If you use this, you should probably also use add_header rather than passing it in the constructor, although that doesn't seem to be mentioned specifically anywhere in the documentation.
So, this should work:
req = urllib2.Request(url)
req.add_data("{'some':'data'}")
req.add_header('Content-Type', 'application/json; charset=utf-8')
res = urllib2.urlopen(req)
In a comment, you said:
The reason I don't want to just switch over to requests without finding out why I'm seeing this problem is that there may be some deeper underlying issue that this points to that could come back and cause harder-to-detect problems later on.
If you want to find deep underlying issues, you're not going to do that by just looking at your client-side source. The first step to figuring out "Why does X work but Y fails?" with network code is to figure out exactly what bytes X and Y each send. Then you can try to narrow down what the relevant difference is, and then figure out what part of your code is causing Y to send the wrong data in the relevant place.
You can do this by logging things at the service (if you control it), running Wireshark, etc., but the easiest way, for simple cases, is netcat.
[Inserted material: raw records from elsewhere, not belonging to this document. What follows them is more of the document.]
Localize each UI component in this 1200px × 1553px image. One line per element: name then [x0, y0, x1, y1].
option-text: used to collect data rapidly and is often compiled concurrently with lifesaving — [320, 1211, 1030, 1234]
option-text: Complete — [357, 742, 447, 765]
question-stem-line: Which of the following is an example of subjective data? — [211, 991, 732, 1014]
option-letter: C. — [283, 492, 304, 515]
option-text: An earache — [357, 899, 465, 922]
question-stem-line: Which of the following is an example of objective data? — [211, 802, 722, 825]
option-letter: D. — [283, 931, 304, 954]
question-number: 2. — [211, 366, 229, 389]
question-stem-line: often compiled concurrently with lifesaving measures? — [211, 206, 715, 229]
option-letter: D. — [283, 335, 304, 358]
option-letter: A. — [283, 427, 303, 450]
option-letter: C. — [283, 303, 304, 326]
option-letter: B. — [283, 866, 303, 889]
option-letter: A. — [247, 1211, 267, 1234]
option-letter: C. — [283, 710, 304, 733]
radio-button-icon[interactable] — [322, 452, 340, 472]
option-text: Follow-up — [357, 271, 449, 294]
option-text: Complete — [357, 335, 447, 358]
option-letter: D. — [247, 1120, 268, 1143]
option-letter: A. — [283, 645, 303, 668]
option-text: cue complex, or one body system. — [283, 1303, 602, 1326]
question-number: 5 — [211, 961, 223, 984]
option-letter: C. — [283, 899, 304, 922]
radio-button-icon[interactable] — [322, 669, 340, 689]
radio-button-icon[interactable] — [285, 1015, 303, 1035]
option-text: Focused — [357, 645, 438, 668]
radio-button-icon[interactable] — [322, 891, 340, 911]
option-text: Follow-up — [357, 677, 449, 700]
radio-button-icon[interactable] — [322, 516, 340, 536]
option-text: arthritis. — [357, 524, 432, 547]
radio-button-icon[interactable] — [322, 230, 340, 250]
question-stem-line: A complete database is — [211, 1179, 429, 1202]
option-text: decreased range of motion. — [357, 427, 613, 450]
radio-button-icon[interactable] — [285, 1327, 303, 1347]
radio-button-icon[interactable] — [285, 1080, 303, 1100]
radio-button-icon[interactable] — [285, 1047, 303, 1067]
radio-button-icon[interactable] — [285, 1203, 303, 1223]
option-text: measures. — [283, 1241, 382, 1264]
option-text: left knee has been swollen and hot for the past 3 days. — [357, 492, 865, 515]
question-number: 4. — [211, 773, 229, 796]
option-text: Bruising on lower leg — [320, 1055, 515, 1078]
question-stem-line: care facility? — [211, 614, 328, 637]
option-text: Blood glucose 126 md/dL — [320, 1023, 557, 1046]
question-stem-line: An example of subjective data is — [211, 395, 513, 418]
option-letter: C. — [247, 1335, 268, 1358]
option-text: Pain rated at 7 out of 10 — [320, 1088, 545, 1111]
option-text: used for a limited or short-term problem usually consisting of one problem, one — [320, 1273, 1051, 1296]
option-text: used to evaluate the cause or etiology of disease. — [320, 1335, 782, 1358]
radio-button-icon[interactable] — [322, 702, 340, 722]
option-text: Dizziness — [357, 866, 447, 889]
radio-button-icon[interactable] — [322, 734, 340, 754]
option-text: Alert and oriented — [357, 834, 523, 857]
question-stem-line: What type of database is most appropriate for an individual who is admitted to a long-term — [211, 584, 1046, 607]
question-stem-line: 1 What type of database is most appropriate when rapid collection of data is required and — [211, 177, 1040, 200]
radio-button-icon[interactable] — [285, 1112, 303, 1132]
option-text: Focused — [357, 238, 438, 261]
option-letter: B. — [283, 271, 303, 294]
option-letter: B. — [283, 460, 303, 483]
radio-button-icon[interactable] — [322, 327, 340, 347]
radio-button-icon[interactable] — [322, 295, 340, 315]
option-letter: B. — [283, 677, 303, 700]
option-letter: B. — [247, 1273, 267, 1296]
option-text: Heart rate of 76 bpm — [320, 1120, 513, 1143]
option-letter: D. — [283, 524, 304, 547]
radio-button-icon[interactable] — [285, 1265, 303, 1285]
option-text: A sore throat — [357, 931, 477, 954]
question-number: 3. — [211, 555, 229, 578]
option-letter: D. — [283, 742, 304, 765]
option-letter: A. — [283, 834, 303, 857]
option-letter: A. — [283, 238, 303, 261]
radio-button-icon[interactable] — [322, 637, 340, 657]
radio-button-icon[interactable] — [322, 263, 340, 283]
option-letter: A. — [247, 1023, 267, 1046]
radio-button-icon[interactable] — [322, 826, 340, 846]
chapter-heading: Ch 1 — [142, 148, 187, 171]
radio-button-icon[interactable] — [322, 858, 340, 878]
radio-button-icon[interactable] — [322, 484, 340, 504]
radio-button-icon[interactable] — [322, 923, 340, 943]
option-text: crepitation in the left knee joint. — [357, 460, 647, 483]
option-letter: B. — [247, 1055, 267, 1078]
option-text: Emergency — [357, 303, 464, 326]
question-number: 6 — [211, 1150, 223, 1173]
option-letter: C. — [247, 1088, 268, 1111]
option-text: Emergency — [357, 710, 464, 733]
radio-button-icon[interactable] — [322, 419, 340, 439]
You'll need to read man nc for your system (and, on Windows, you'll need to get and install netcat before you can run it), because the syntax is different for each version, but it's always something simple like nc -kl 12345.
Then, in your client, change the URL to use localhost:12345 in place of the hostname, and it'll connect up to netcat and send its HTTP request, which will be dumped to the terminal. You can then copy that and use nc HOST 80 and paste it to see how the real server responds, and use that to narrow down where the problem is. Or, if you get stuck, at least you can copy and paste the data to your SO question.
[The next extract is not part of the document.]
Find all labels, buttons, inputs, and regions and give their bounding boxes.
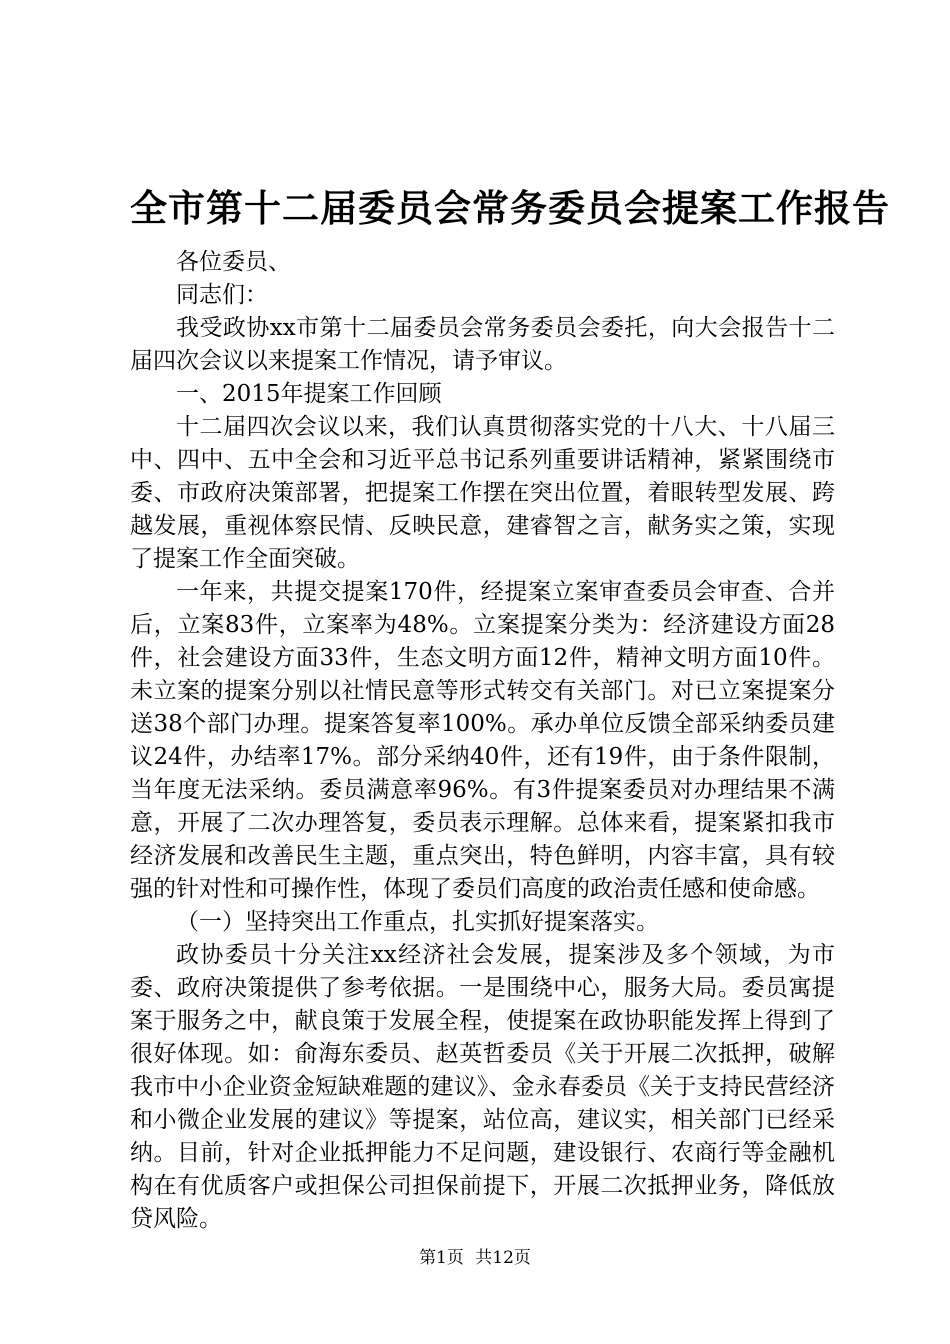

One last thing: This is almost certainly not relevant to your problem (because you're sending the exact same data with requests and it's working), but your data is not actually valid JSON, because it uses single quotes instead of double quotes. According to the docs, string is defined as:
string
""
" chars "
(The docs have a nice graphical representation as well.)
In general, except for really simple test cases, you don't want to write JSON by hand. In many cases (including yours), all you have to do is replace the "…" with json.dumps(…), so this isn't a serious hardship. So:
req = urllib2.Request(url)
req.add_data(json.dumps({'some':'data'}))
req.add_header('Content-Type', 'application/json; charset=utf-8')
res = urllib2.urlopen(req)
So, why is it working? Well, in JavaScript, single-quoted strings are legal, as well as other things like backslash escapes that aren't valid in JSON, and any JS code that uses restricted-eval (or, worse, raw eval) for parsing will accept it. And, because so many people got used to writing bad JSON because of this, many browsers' native JSON parsers and many JSON libraries in other languages have workarounds to allow common errors. But you shouldn't rely on that.